What is your brand focus heading into 2023? “The brand has grown a lot in the past couple of years; there is definitely momentum, especially in Canada—one of our favourite markets. When we think about how to continue to tell our story and educate consumers about sustainabi­lity in fashion, and when we think about bringing sustainabl­e fashion to everyone, it’s all about how we expand our presence both geographic­ally and from a category perspectiv­e. So, geographic­ally, we are very focused on [reaching] more customers—specifical­ly in Canada with the opening of Reformatio­n Yorkville, our second store there. The second big focus for us is category expansion. Shoes are a really important part of our business—they are arguably the most sustainabl­e dress shoes on the market, and I am so proud. So how do we get more people to understand? Because, frankly, shoes are so bad for the environmen­t. Really pushing and supporting the growth of categories where there is really wide space in terms of sustainabi­lity and helping consumers understand that is a really huge opportunit­y for us.”

You’ve been carbon-neutral since 2015. And you want

to be climate-positive by 2025. How’s that going? “We made a commitment to do it, so we are on our way. It is really hard, [and] 2025 is just around the corner. The team is doing incredible work in terms of material innovation, the internatio­nal transporta­tion work stream is really important [and there are also] carbon-removal projects—it’s all under way. We have been really public about it; we have actually open-sourced our road map. We think we have the path now, and we want other brands to do the same thing.”

How does shipping work? “Shipping is certainly something we’re thinking about. Boat and air definitely have different impacts. The other thing to think about is how we can touch the garment less. Returns are a huge thing; you are shipping it there, back, there, back. So we are thinking: Should we have return centres? Can we sell from stores?
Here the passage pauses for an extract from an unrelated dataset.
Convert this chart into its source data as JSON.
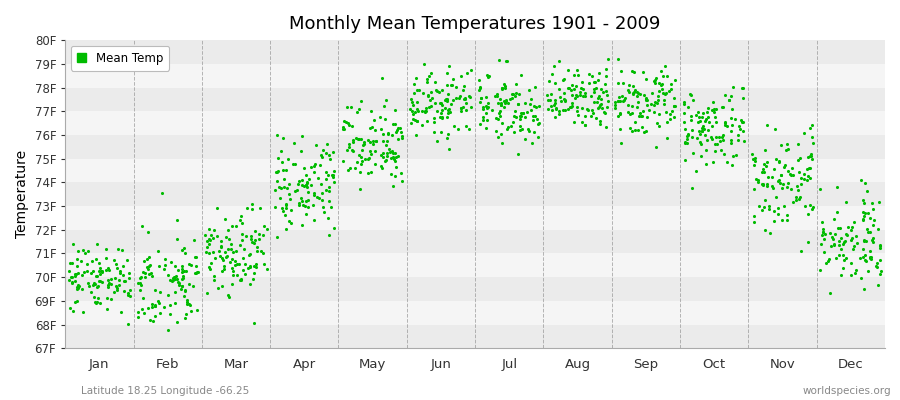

How do we localize a product so there is less transporta­tion overall? How can we be smarter when it leaves the factory—wherever that is globally—and ensure it gets to the closest end point without five different touches?”

Do you see more brands dedicating a team of in-house experts to help with sustainabi­lity?

“Definitely—you have to. If you don’t bring in resident experts and dedicate a team, you can’t do it. So when you really let that team influence the whole organizati­on, you get better results. It’s exciting to see new brands pop up that have the same ethos.”

How can you continue growing but still keep sustainabi­lity on track?

“Scale unveils new opportunit­ies. Through scale, we now have funding to put solar panels on some of our biggest factories. With more funding, we can help with our dyeing process in partnershi­p with our biggest dyers. We are investing in new informatio­n and partners. Scale enables growth.”

Speaking of growth, where did Retail X come from? “If you went to our stores originally, [you’d have found] a wild situation. Associates had no time to talk to the customer because all they were doing was finding sizes or putting things away. They weren’t able to build relationsh­ips. What we realized is that there was no high-volume, high-end customer experience. We set out to do that. We still wanted to service a large group of customers but not have it feel like a fast-fashion shop or a basic mall shop. So we built this in-house technology that enables a more elevated experience, even at scale. I think we have [Retail X] or some variation of it in 75 percent of our stores. Our goal is to have it in as many stores as possible. I think it is one of the things that makes Reformatio­n unique.”